We identified the same trends in diagnosis and treatment of depression in children and adolescents
(6), which may have been expected outcomes given the pediatric focus of the 2003 FDA advisory, whereas these findings for adults may have been unexpected. Our results suggest that the FDA’s October 2003 warnings were associated with changes in the patterns of care for depression among both pediatric and adult managed care enrollees. Subsequent analyses of the effect of the warnings on suicide rates and other patient outcomes are important future studies.
Limitations to this study are those associated with measurement error in claims records, such as inaccuracies and underreporting due to intentional or unintentional bias
(20 –
23) . Likewise, depression care obtained outside the managed care plan would not be captured. Nevertheless, these data populated a national cohort of new adult depression episodes, allowing us to measure effects of a major policy change on community care.
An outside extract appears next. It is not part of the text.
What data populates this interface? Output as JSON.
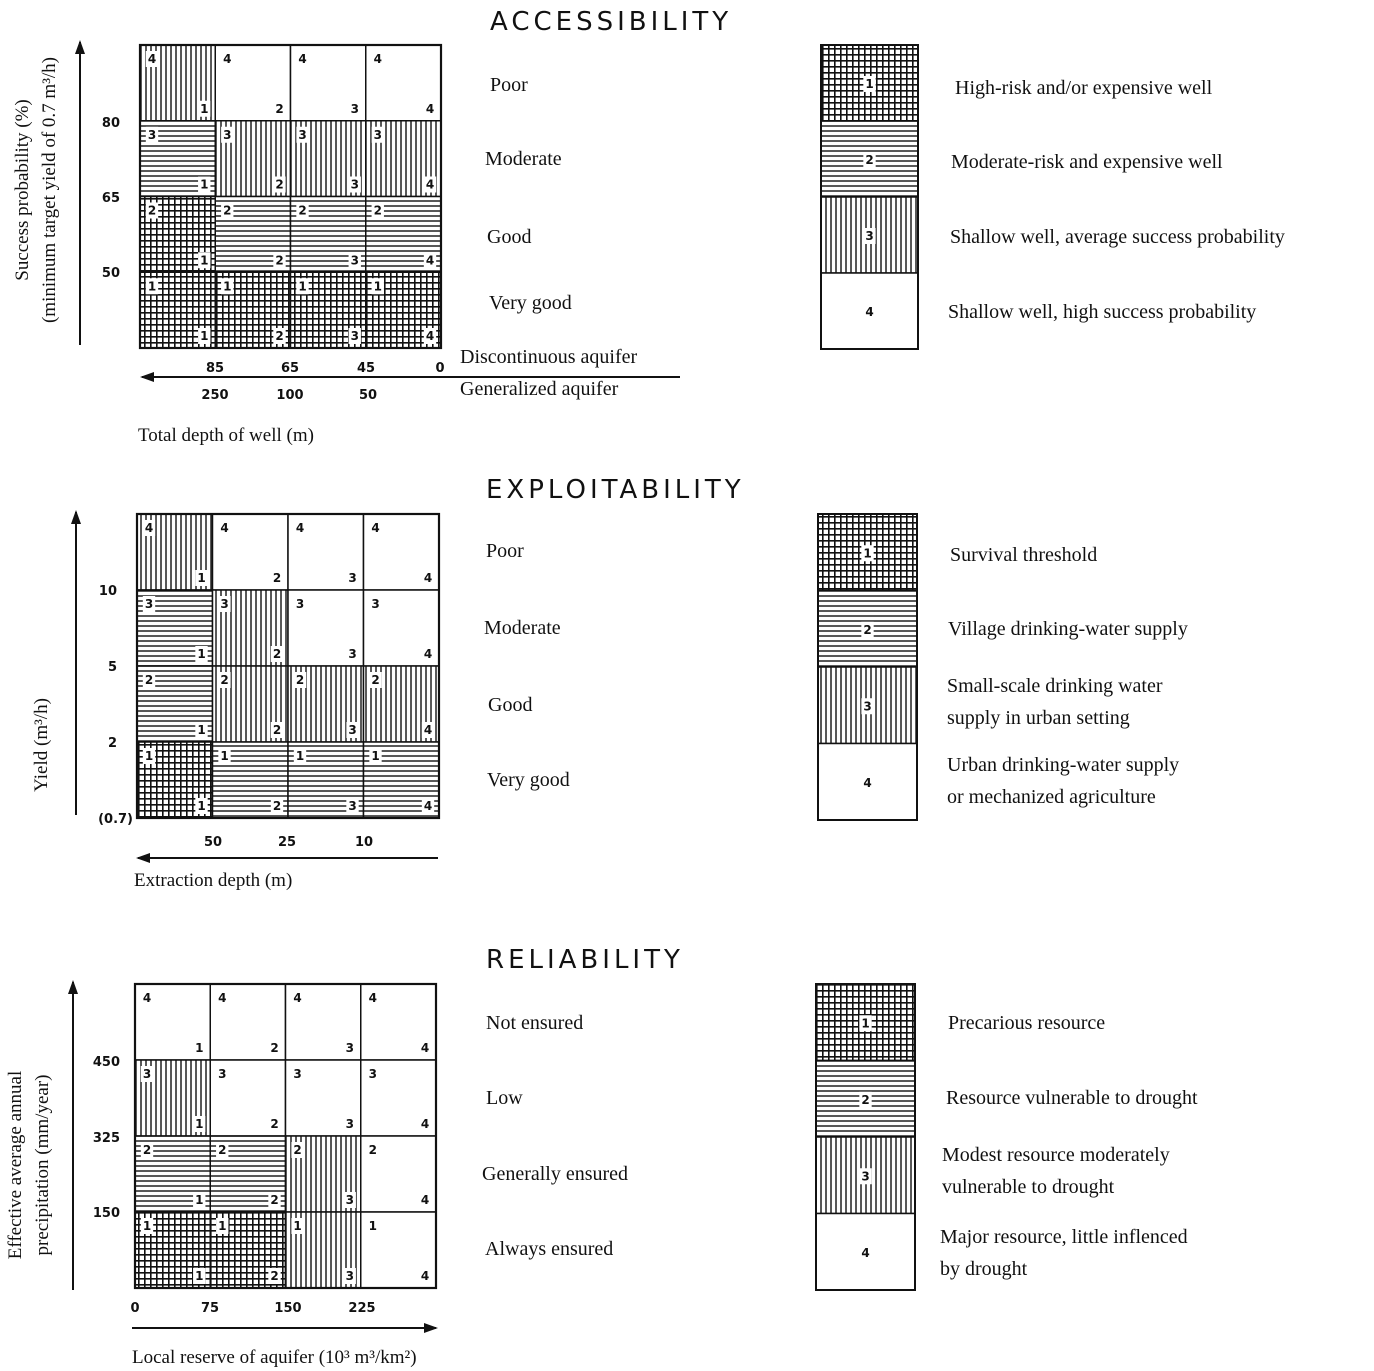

This study showed significant changes in community treatment of depression. The FDA’s drug safety policy has moved toward broader and more proactive communication of new safety warnings for marketed drugs
(24), and efforts are being made to improve timely identification of potential risks and hazards of new treatments
(25) . The present findings underscore the need for careful consideration of unintended consequences of warnings about drug safety concerns by regulatory agencies and pose challenges for protecting patients while offering efficacious treatments.